This guide helps you deploy the LLaMA Stack RAG UI on an OpenShift cluster using Helm.
Before deploying, make sure you have the following:
- Access to an OpenShift cluster with appropriate permissions.
- NFD Operator and NVIDIA-GPU operator installed
- Two GPU nodes, one for vLLM and the other for Safety Model(A10 nodes)
- The label - you can have any label on the node and pass it as part of the parameter to the deploy script.
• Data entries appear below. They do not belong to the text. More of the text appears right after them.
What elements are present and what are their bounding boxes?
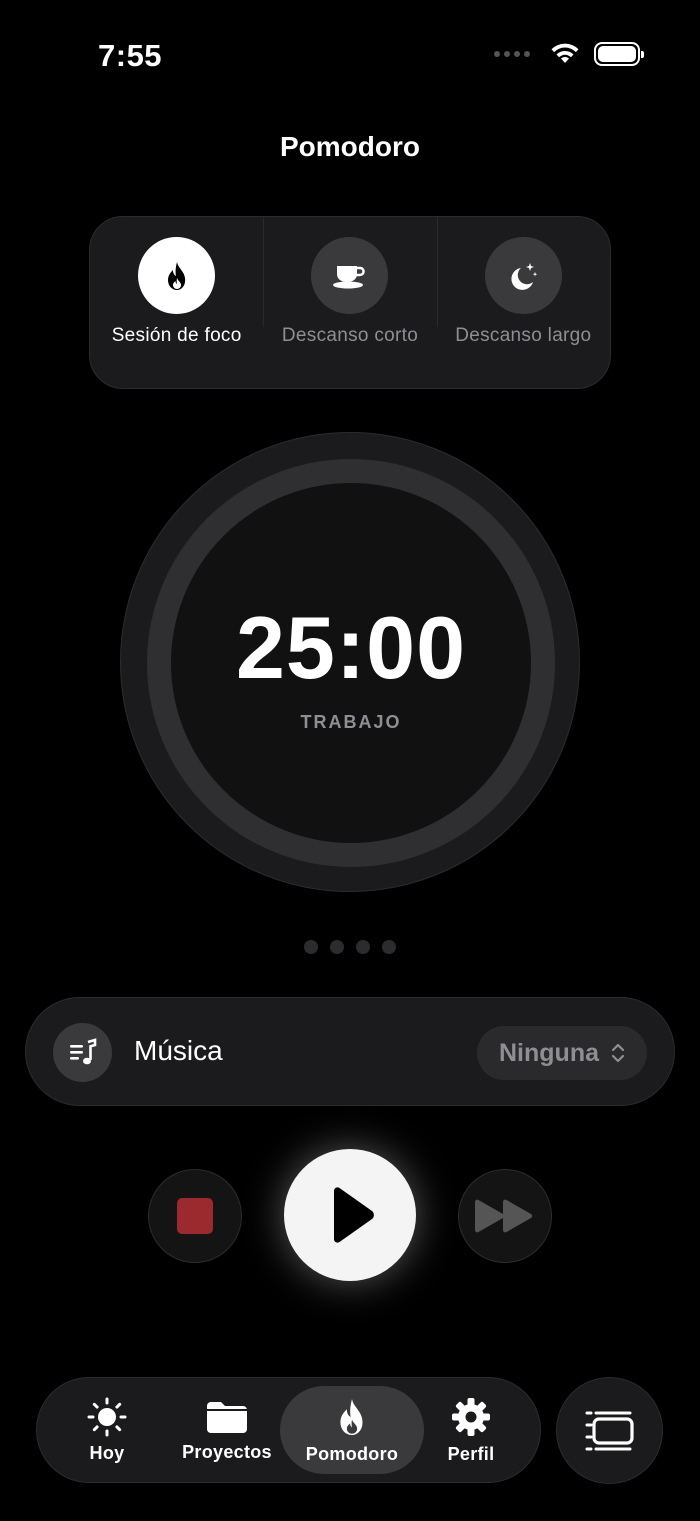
timer-value: 25:00	[235, 598, 467, 697]
moon-stars-icon	[484, 237, 562, 314]
mode-short-break[interactable]: Descanso corto	[263, 217, 436, 388]
sun-icon	[87, 1397, 127, 1436]
stop-button[interactable]	[148, 1169, 242, 1263]
fast-forward-icon	[475, 1199, 533, 1233]
status-time: 7:55	[98, 38, 163, 73]
page-indicator[interactable]	[0, 940, 700, 954]
cellular-signal-icon	[494, 51, 530, 57]
wifi-icon	[551, 43, 579, 63]
play-icon	[334, 1187, 374, 1243]
status-icons	[494, 42, 644, 66]
chevron-up-down-icon	[611, 1043, 625, 1063]
page-dot[interactable]	[304, 940, 318, 954]
music-label: Música	[134, 1035, 223, 1066]
page-dot[interactable]	[356, 940, 370, 954]
mode-selector: Sesión de foco Descanso corto Descanso l…	[89, 216, 611, 389]
battery-icon	[594, 42, 644, 66]
flame-icon	[138, 237, 216, 314]
mode-focus-session[interactable]: Sesión de foco	[90, 217, 263, 388]
tab-profile[interactable]: Perfil	[427, 1386, 515, 1474]
flame-icon	[340, 1398, 363, 1435]
music-row: Música Ninguna	[25, 997, 675, 1106]
layout-button[interactable]	[556, 1377, 663, 1484]
stop-icon	[177, 1198, 213, 1234]
mode-label: Descanso corto	[281, 325, 419, 346]
mode-long-break[interactable]: Descanso largo	[436, 217, 610, 388]
timer-phase-label: TRABAJO	[300, 712, 402, 732]
tab-bar: Hoy Proyectos Pomodoro Perfil	[36, 1377, 541, 1483]
play-button[interactable]	[284, 1149, 416, 1281]
skip-button[interactable]	[458, 1169, 552, 1263]
tab-projects[interactable]: Proyectos	[175, 1386, 279, 1474]
mode-label: Sesión de foco	[111, 325, 242, 346]
page-dot[interactable]	[330, 940, 344, 954]
music-select[interactable]: Ninguna	[477, 1026, 647, 1080]
tab-label: Perfil	[447, 1443, 495, 1464]
tab-pomodoro[interactable]: Pomodoro	[280, 1386, 424, 1474]
mode-label: Descanso largo	[455, 325, 592, 346]
page-title: Pomodoro	[280, 131, 420, 162]
tab-label: Hoy	[89, 1442, 125, 1463]
page-dot[interactable]	[382, 940, 396, 954]
gear-icon	[452, 1397, 490, 1436]
coffee-cup-icon	[311, 237, 389, 314]
folder-icon	[207, 1401, 247, 1433]
music-selected-value: Ninguna	[499, 1038, 599, 1067]
timer-dial: 25:00 TRABAJO	[120, 432, 580, 892]
music-list-icon	[53, 1023, 112, 1082]
tab-label: Proyectos	[182, 1441, 272, 1462]
tab-label: Pomodoro	[305, 1443, 399, 1464]
tab-today[interactable]: Hoy	[67, 1386, 147, 1474]
layout-icon	[585, 1411, 634, 1450]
Please refer
deploy.sh. - Helm is installed
- A valid Hugging Face Token.
- Access to meta-llama/Llama-3.2-3B-Instruct model
In case you have a fresh cluster -
- Install NFD Operator from OperatorHub
- Create default instance(no change needed)
- Validate in the GPU nodes if you have required
10delabels in place - Install NVIDIA-GPU operator and create the ClusterPolicy(default)
This will set your cluster to use the provided GPUs and you can move forward to deploying AI workloads.
-
Prior to deploying, ensure that you have access to the meta-llama/Llama-3.2-3B-Instruct model. If not, you can visit this meta and get access - https://www.llama.com/llama-downloads/
-
Once everything's set, navigate to the Helm deployment directory:
cd deploy/helm -
Run the install command:
make install
-
When prompted, enter your Hugging Face Token.
The script will:
- Create a new project:
llama-stack-rag - Create and annotate the
huggingface-secret - Deploy the Helm chart with toleration settings
- Output the status of the deployment
- Create a new project:
Once deployed, verify the following:
kubectl get pods -n llama-stack-rag
kubectl get svc -n llama-stack-rag
kubectl get routes -n llama-stack-ragYou should see the running components, services, and exposed routes.
make unistall